There is confidence in knowing what you are trying to achieve with every interaction you have with your child. You feel confident by being able to give instructions the right way at the right time and under the right motivation. Knowing that if you positively reinforce behavior you want to see more of, you will begin to see it more often and you will be building your child’s opinion of you – there’s confidence in that.

When you know how to grow your parenting plan over time and how to prioritize your needs as well as your child’s interests you will feel confident.  Your confidence will grow as you see yourself become more and more successful and happy with your child and relationship each and every day. 

Understand How Your Child Responds to Consequences

Children are all different and can have vastly different motivations. Assuming the same things that would motivate you will motivate your child is a quick path to turmoil. Looking at how your child responds to your consequences in the moment instead of how they affect future behavior is another quick turn to trouble.

Relying on negative reinforcement instead of positive or using positive punishment as a regular tool will only hurt the relationship you are trying to build even if it gets you the cooperation you want.  
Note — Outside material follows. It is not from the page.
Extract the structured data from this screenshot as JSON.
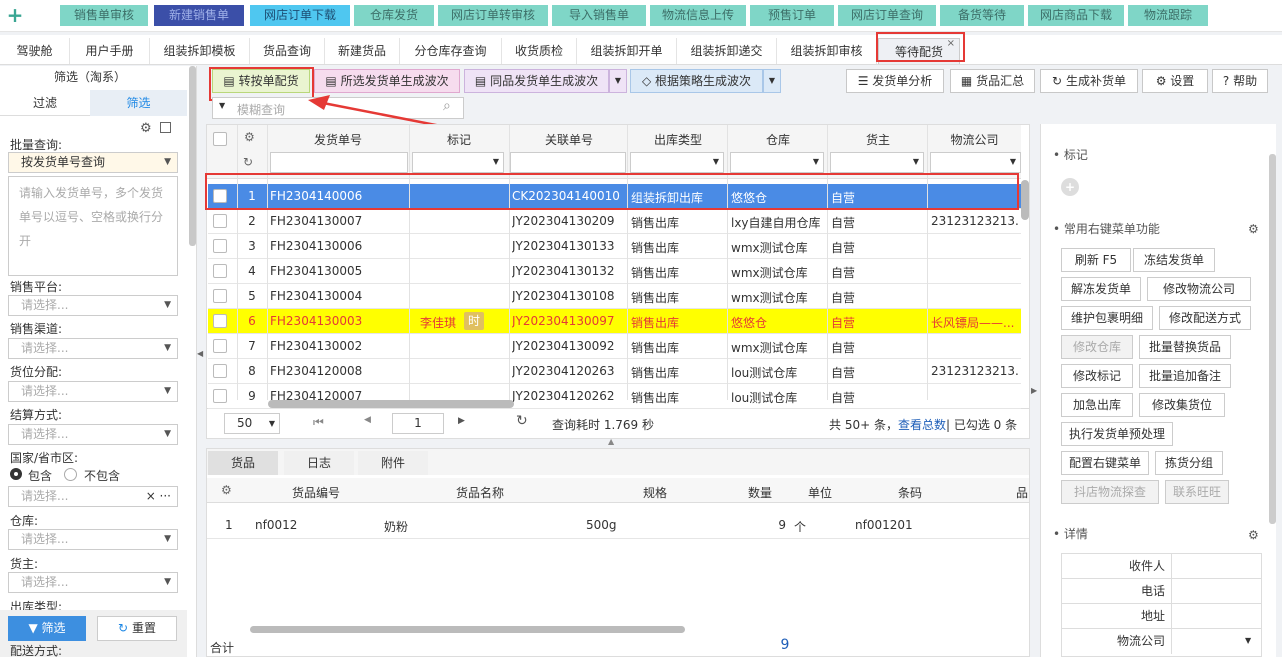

There are so many things that could affect your child’s responses to you and dictate how you should respond to them.  It is no wonder so many parents go through their lives without feeling a sense of confidence in their abilities.  

Understand What Motivates Your Child

One of the best ways to understand your child’s motivation is to learn about their basic behavior type. Most children have a specific behavior type.  And I’ve set up on my website a page that leads you directly to a behavior type questionnaire.

This quiz offers you insights as to what your child’s overriding behavior type likely is, and how to take this information into consideration as you parent your child. Click here to take the free quiz right now.  Anyone can take it, it takes less than 10 minutes and you will receive a video response with information about your child’s behavior type.  

Confidence is in Having a Plan of Action

If your goal is to build more confidence in yourself as a parent, then you are going to need to find ways to start coming into contact with higher levels of success. The best way to do that is to have a plan of action that guides your decision making so that you don’t panic in the moment trying to figure out what to do. 

The Just 7 Steps approach offers you all the information you need to create your own parenting plan. It is the path to progress and confidence that you have been looking for.  The best place to start the process of learning about the Just 7 Steps approach is to go and take the Behavior Types Quiz to get an idea of what your child’s overriding behavior type might be. 

There is a ton of really valuable information out there for parents if they just know where to look. Confidence comes from success and success comes from developing a working plan.  Give yourself the opportunity to learn how to create a positive parenting plan and you will find that confidence you have been missing.